No, pip install package should not install things outside of site packages. If a user does this without being inside a virtual environment, it messes with the base system. Try this in brew then type “brew doctor”, and it will complain about mysterious files that it does not control showing up in the root. This is why pybind11 has a pybind11-global copy - the normal pybind11 doesn’t touch anything outside of site-packages. The “global” exists entirely for this purpose - it is allowed to put things outside of site-packages. It’s also safe to use as a build requirement, as that’s always in a venv.

There are two better options, IMO, though. One is to use an entry-point for pkg-config. Tools like meson-python and scikit-build-core could check for this entrypoint, and add the folders specified. I briefly had this for cmake files, but removed it while we design a proper name and system. But it did work, there’s a PR for pybind11 and history in scikit-build-core where it was working. (There are 2-3 ways to do this, and we haven’t picked one and settled on a name yet.)

Second option requires pkg-config’s search to be smart enough to detect <package>/... as a pkg-config file - CMake does this (<package>/share/...), so if you add site-packages to the correct CMake variable, it can detect pybind11’s config. This is a bit more limited (it has have the same name as the package it’s in), but works in CMake’s case, and is how scikit-build-core finds pybind11 currently. Not sure if pkg-config has the same search option.

I’ve really only looked at libnpymath for two minutes, but it leaves me scratching my head. It seems like a bunch of convenience wrappers to paper over implementation differences in low-level math functions that should be provided by a C runtime. While NumPy might need this compatibility layer for itself, I fail to understand why this should be exposed as a public library. The purpose of the NumPy C API is to allow compiled Python extensions (like SciPy) to interact with NumPy data. Let those extensions worry implementation disparities for low-level functions on their own.

In short, I agree with the argument in numpy/numpy#20880 that libnpymath should be stripped way back and become nothing more than a convenience header easily vendored by SciPy.

Re: pybind11, it was only recently that they moved everything into the package tree; earlier releases installed in system locations.

Both options are available. pybind11-global installs to the system locations (intended for use in pyproject.toml).
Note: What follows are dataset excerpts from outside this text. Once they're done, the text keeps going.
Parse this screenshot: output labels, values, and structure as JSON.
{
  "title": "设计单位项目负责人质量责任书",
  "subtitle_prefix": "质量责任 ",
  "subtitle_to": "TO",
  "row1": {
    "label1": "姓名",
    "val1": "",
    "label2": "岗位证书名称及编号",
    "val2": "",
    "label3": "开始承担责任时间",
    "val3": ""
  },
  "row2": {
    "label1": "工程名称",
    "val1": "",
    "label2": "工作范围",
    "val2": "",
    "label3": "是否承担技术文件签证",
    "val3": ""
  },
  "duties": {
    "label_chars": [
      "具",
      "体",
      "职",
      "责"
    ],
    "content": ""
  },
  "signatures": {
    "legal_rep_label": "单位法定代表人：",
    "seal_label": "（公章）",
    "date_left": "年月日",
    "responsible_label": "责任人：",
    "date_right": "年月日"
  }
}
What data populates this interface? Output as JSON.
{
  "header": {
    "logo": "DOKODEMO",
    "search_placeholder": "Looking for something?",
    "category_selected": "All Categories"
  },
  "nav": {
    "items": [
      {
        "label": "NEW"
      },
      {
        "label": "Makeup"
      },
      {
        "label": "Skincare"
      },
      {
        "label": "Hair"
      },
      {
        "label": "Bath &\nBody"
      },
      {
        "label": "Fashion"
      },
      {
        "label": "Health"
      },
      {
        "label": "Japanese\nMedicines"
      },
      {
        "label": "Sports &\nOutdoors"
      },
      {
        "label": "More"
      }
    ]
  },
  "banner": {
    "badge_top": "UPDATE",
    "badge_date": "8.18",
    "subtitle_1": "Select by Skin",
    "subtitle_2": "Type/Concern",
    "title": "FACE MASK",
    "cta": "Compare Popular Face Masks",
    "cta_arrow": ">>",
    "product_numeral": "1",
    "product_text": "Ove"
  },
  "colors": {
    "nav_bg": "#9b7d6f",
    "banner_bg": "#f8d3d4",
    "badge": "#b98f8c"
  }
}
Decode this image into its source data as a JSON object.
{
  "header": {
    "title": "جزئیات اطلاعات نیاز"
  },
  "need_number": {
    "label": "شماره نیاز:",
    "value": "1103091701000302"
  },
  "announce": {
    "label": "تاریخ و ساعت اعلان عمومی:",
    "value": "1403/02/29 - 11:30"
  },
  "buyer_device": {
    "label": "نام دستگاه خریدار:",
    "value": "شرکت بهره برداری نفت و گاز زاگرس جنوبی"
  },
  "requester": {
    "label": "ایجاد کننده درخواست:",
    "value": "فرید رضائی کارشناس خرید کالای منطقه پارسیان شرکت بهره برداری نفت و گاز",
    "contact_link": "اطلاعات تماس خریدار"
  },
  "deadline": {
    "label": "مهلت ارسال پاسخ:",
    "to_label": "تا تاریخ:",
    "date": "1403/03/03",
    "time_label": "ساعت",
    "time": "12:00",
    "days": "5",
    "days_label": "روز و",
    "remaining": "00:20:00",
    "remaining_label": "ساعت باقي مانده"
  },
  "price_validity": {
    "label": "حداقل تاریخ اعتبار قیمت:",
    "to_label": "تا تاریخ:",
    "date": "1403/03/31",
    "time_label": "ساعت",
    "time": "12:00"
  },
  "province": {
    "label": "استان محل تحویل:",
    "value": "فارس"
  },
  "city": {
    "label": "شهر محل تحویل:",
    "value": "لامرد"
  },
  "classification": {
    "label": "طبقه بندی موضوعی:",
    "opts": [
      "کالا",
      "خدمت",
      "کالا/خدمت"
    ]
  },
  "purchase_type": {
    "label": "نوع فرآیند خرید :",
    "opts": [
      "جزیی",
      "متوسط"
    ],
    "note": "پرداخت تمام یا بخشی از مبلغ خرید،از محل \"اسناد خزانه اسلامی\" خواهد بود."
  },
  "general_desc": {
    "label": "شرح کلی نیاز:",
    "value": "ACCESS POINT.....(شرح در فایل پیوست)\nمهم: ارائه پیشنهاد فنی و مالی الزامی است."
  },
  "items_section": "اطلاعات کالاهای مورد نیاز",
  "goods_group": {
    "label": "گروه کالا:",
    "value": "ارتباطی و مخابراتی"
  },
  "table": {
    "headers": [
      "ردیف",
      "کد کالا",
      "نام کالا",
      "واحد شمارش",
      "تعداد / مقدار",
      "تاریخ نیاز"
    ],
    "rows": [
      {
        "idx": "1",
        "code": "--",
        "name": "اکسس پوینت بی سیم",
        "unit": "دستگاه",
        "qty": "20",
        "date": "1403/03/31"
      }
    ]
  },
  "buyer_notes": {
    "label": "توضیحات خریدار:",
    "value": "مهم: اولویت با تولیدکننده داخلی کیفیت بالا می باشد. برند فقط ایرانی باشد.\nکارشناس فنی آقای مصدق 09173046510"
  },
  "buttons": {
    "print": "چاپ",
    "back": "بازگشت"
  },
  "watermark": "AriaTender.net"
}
You can get both via pybind11[global].

  1. Convince numpy (and, probably, pybind11) to ship pkg-config files. This is probably desirable, was mentioned in the [related meson issue], and sidesteps a lot of problems. The trouble with pybind11 is that it wants to be entirely self-contained within the Python package tree; however, even if it ships a .pc file within its package tree instead of in a system-specific path, Void can probably work around the issue with relative ease. (Void already wraps pkg-config for cross builds so that it loads descriptors for the build arch and manipulates the paths appropriately.)

By sheer coincidence, I had already submitted https://github.com/pybind/pybind11/pull/4077

Note that pybind11 already installs cmake files, and Meson can pick those up, although again it installs them to the self-contained python package tree, which is a bit painful. There is also a Meson wrap, so dependency('pybind11') will find something via cmake, if you manually set some cmake variables, and otherwise download a private copy. I’m generally hoping to make this better (particularly, you can install pybind11 via cmake ...... && make install, which installs to the system instead and which I believe is vastly superior).